The indictment of the city, the urge to burn everything to the ground, would detract from everything Lynch ultimately accomplished in Fire Walk With Me. These scenes of indictment didn’t have the emotional thrust to build to Laura’s destruction and salvation. As much as these scenes aren’t completely fan service – and the majority of these scenes are worthwhile subplots – these scenes would detract from Laura, especially by surrounding her with an audience who actively neglects or ignores her, thus possibly leading the movie audience to have similar reactions. If we’re not emotionally invested in Laura, the reaction we could come up with “well, what are you gonna do?” The wrong answer is “Nothing.”

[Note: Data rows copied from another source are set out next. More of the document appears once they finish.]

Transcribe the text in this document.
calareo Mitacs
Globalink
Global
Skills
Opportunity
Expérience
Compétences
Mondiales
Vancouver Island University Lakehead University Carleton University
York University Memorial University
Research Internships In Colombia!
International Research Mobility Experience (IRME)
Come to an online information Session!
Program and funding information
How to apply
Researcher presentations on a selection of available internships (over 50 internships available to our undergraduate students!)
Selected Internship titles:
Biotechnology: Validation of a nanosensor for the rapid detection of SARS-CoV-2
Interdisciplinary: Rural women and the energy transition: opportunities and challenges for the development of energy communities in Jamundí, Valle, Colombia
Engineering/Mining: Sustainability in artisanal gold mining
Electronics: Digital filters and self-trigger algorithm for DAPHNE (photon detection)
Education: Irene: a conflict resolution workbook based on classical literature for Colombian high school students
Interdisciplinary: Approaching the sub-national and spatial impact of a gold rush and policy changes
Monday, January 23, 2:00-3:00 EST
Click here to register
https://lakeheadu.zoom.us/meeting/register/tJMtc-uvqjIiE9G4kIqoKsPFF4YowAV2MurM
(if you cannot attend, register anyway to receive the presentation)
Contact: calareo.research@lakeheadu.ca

Annie, Cooper, and The Black Lodge
Fire Walk With Me ends on Laura’s death. She’s laughing and crying in the Black Lodge, knowing that, through her suffering and death, she broke the thread of abuse.
The final section of The Missing Pieces shifts the focus away from Laura. The screen pops up with “Some months later” and further emphasizes that, yes, Good Dale is stuck in the lodge and psycho Dale is now in the real world. A few other scenes revealed that Annie has the ring, and is safe from the corruption of Bob or Windom Earle. In the context of Fire Walk With Me, this section feels simultaneously like empty fan service and hinting at the former Season 3 that never existed.

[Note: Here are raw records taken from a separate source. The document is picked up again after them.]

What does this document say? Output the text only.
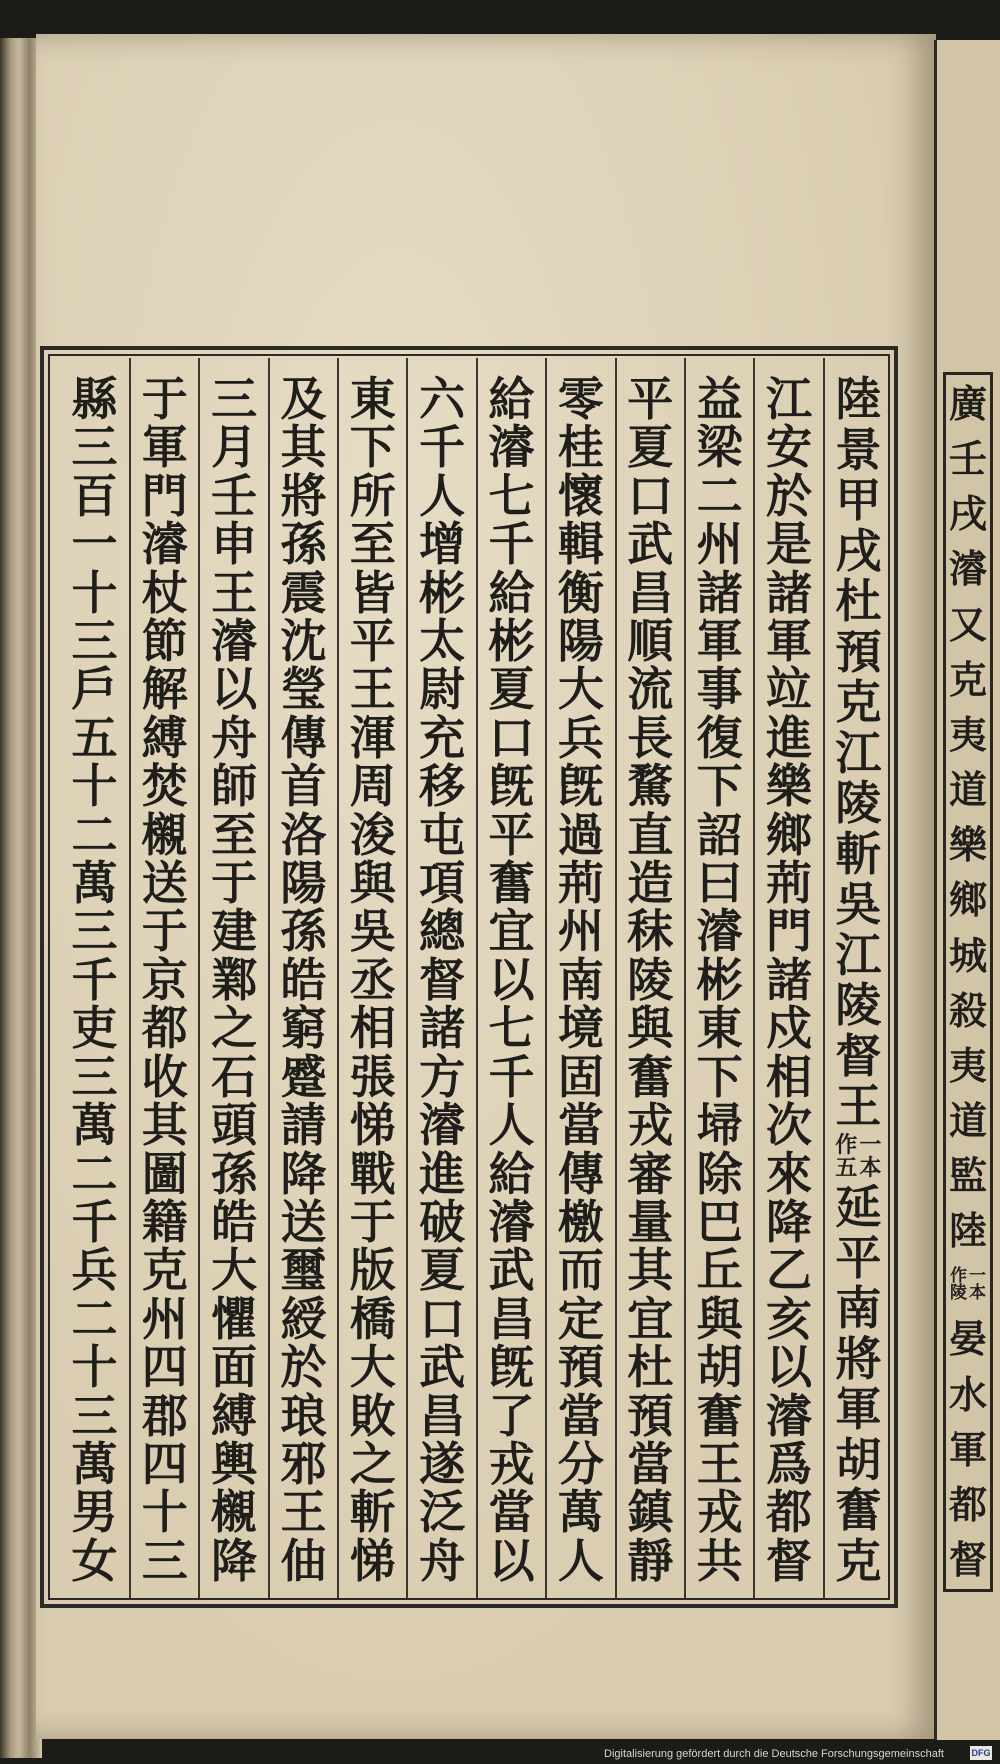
廣
壬
戌
濬
又
克
夷
道
樂
鄉
城
殺
夷
道
監
陸
一
本
作
陵
晏
水
軍
都
督
陸
景
甲
戌
杜
預
克
江
陵
斬
吳
江
陵
督
王
一
本
作
五
延
平
南
將
軍
胡
奮
克
江
安
於
是
諸
軍
竝
進
樂
鄉
荊
門
諸
戍
相
次
來
降
乙
亥
以
濬
爲
都
督
益
梁
二
州
諸
軍
事
復
下
詔
曰
濬
彬
東
下
埽
除
巴
丘
與
胡
奮
王
戎
共
平
夏
口
武
昌
順
流
長
騖
直
造
秣
陵
與
奮
戎
審
量
其
宜
杜
預
當
鎮
靜
零
桂
懷
輯
衡
陽
大
兵
旣
過
荊
州
南
境
固
當
傳
檄
而
定
預
當
分
萬
人
給
濬
七
千
給
彬
夏
口
旣
平
奮
宜
以
七
千
人
給
濬
武
昌
旣
了
戎
當
以
六
千
人
增
彬
太
尉
充
移
屯
項
總
督
諸
方
濬
進
破
夏
口
武
昌
遂
泛
舟
東
下
所
至
皆
平
王
渾
周
浚
與
吳
丞
相
張
悌
戰
于
版
橋
大
敗
之
斬
悌
及
其
將
孫
震
沈
瑩
傳
首
洛
陽
孫
皓
窮
蹙
請
降
送
璽
綬
於
琅
邪
王
伷
三
月
壬
申
王
濬
以
舟
師
至
于
建
鄴
之
石
頭
孫
皓
大
懼
面
縛
輿
櫬
降
于
軍
門
濬
杖
節
解
縛
焚
櫬
送
于
京
都
收
其
圖
籍
克
州
四
郡
四
十
三
縣
三
百
一
十
三
戶
五
十
二
萬
三
千
吏
三
萬
二
千
兵
二
十
三
萬
男
女
Digitalisierung gefördert durch die Deutsche Forschungsgemeinschaft	DFG
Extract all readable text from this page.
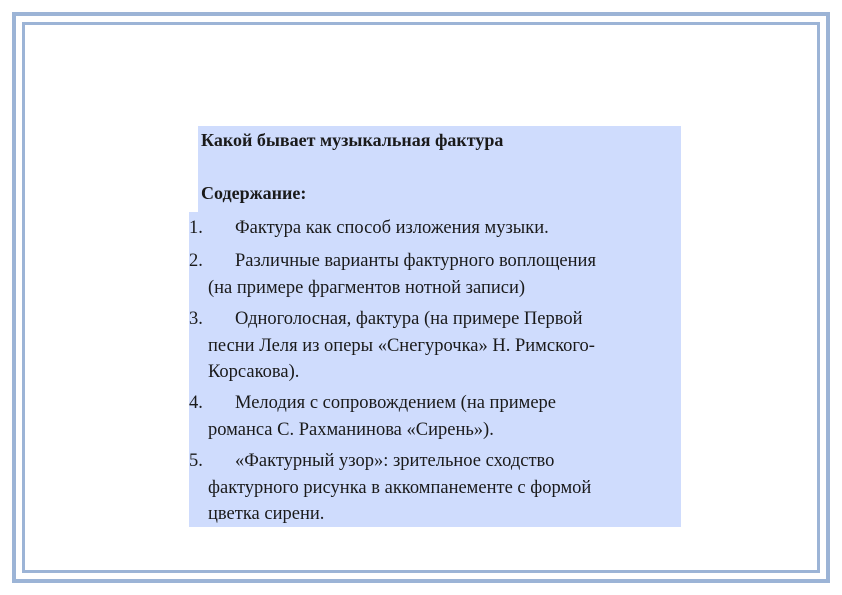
Какой бывает музыкальная фактура
Содержание:
1.	Фактура как способ изложения музыки.
2.	Различные варианты фактурного воплощения
(на примере фрагментов нотной записи)
3.	Одноголосная, фактура (на примере Первой
песни Леля из оперы «Снегурочка» Н. Римского-
Корсакова).
4.	Мелодия с сопровождением (на примере
романса С. Рахманинова «Сирень»).
5.	«Фактурный узор»: зрительное сходство
фактурного рисунка в аккомпанементе с формой
цветка сирени.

This would have been a terrible way to send home the viewers. My reaction might have been, “You made me sit through all that bullshit so I could have this piece of nonsense?” It would have reduced the power of Laura’s Death, and made Fire Walk With Me be about the series Twin Peaks instead of about Laura Palmer.
By stripping Fire Walk With Me to its current state, David Lynch focused the movie on Laura Palmer and Teresa Banks in the a lens refocuses a laser. The Missing Pieces are, indeed, missing pieces. Most of them deserved to be left out of Laura Palmer’s emotional story because they weren’t her scenes. Except one.

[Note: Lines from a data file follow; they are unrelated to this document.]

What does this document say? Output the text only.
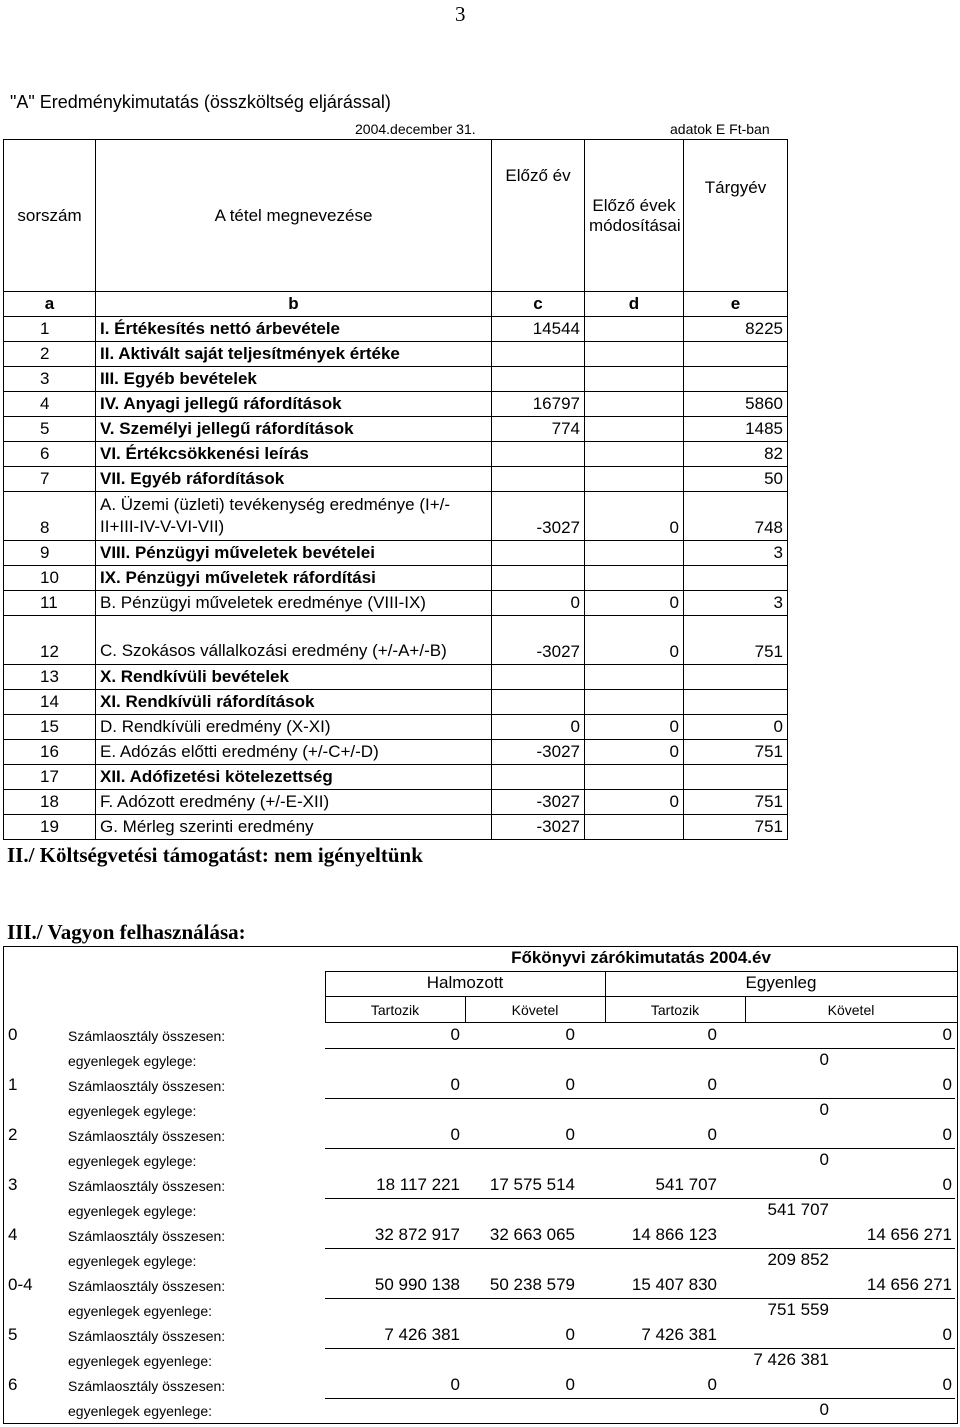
3
"A" Eredménykimutatás (összköltség eljárással)
2004.december 31.	adatok E Ft-ban
sorszám	A tétel megnevezése	Előző év	Előző évek módosításai	Tárgyév
a	b	c	d	e
1	I. Értékesítés nettó árbevétele	14544		8225
2	II. Aktivált saját teljesítmények értéke			
3	III. Egyéb bevételek			
4	IV. Anyagi jellegű ráfordítások	16797		5860
5	V. Személyi jellegű ráfordítások	774		1485
6	VI. Értékcsökkenési leírás			82
7	VII. Egyéb ráfordítások			50
8	A. Üzemi (üzleti) tevékenység eredménye (I+/-II+III-IV-V-VI-VII)	-3027	0	748
9	VIII. Pénzügyi műveletek bevételei			3
10	IX. Pénzügyi műveletek ráfordítási			
11	B. Pénzügyi műveletek eredménye (VIII-IX)	0	0	3
12	C. Szokásos vállalkozási eredmény (+/-A+/-B)	-3027	0	751
13	X. Rendkívüli bevételek			
14	XI. Rendkívüli ráfordítások			
15	D. Rendkívüli eredmény (X-XI)	0	0	0
16	E. Adózás előtti eredmény (+/-C+/-D)	-3027	0	751
17	XII. Adófizetési kötelezettség			
18	F. Adózott eredmény (+/-E-XII)	-3027	0	751
19	G. Mérleg szerinti eredmény	-3027		751
II./ Költségvetési támogatást: nem igényeltünk
III./ Vagyon felhasználása:
Főkönyvi zárókimutatás 2004.év
Halmozott	Egyenleg
Tartozik	Követel	Tartozik	Követel
0	Számlaosztály összesen:	0	0	0	0
egyenlegek egylege:	0
1	Számlaosztály összesen:	0	0	0	0
egyenlegek egylege:	0
2	Számlaosztály összesen:	0	0	0	0
egyenlegek egylege:	0
3	Számlaosztály összesen:	18 117 221	17 575 514	541 707	0
egyenlegek egylege:	541 707
4	Számlaosztály összesen:	32 872 917	32 663 065	14 866 123	14 656 271
egyenlegek egylege:	209 852
0-4	Számlaosztály összesen:	50 990 138	50 238 579	15 407 830	14 656 271
egyenlegek egyenlege:	751 559
5	Számlaosztály összesen:	7 426 381	0	7 426 381	0
egyenlegek egyenlege:	7 426 381
6	Számlaosztály összesen:	0	0	0	0
egyenlegek egyenlege:	0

The one scene that relays important information and doesn’t shift focus is a transitional scene. In Fire Walk With Me, Laura Palmer, followed by Donna, goes on one last round of prostitution. They meet the guys at The Bang Bang Bar (aka The Roadhouse), and suddenly they’re in a red room of Rainier beer bottles, cigarette butts, strobe lights, and naked women on a stage. The way the scene is cut, this room is like a back room to The Roadhouse. But, a scene from The Missing Pieces follows the party from The Roadhouse on a crazy driving tour up to a sleazy bar in Canada, where this is a back room. Shifting this scene from an unknown room in The Roadhouse to a random bar in Canada removes the mystery of the scene, but also removes the seedy underbelly implication the movie currently has.
The remainder of the scenes are hit or miss in terms of value and information. Not all of them are devoid of value or content (I’ve listed many of the more important scenes throughout this piece). But, most of them would change the movie for the worse. If you’re looking for more answers to who Philip Jeffries was, or what happened to Annie and Cooper, The Missing Pieces provides no definitive answers. Instead, you’ll have to wait until 2016 for Season 3, like the rest of us.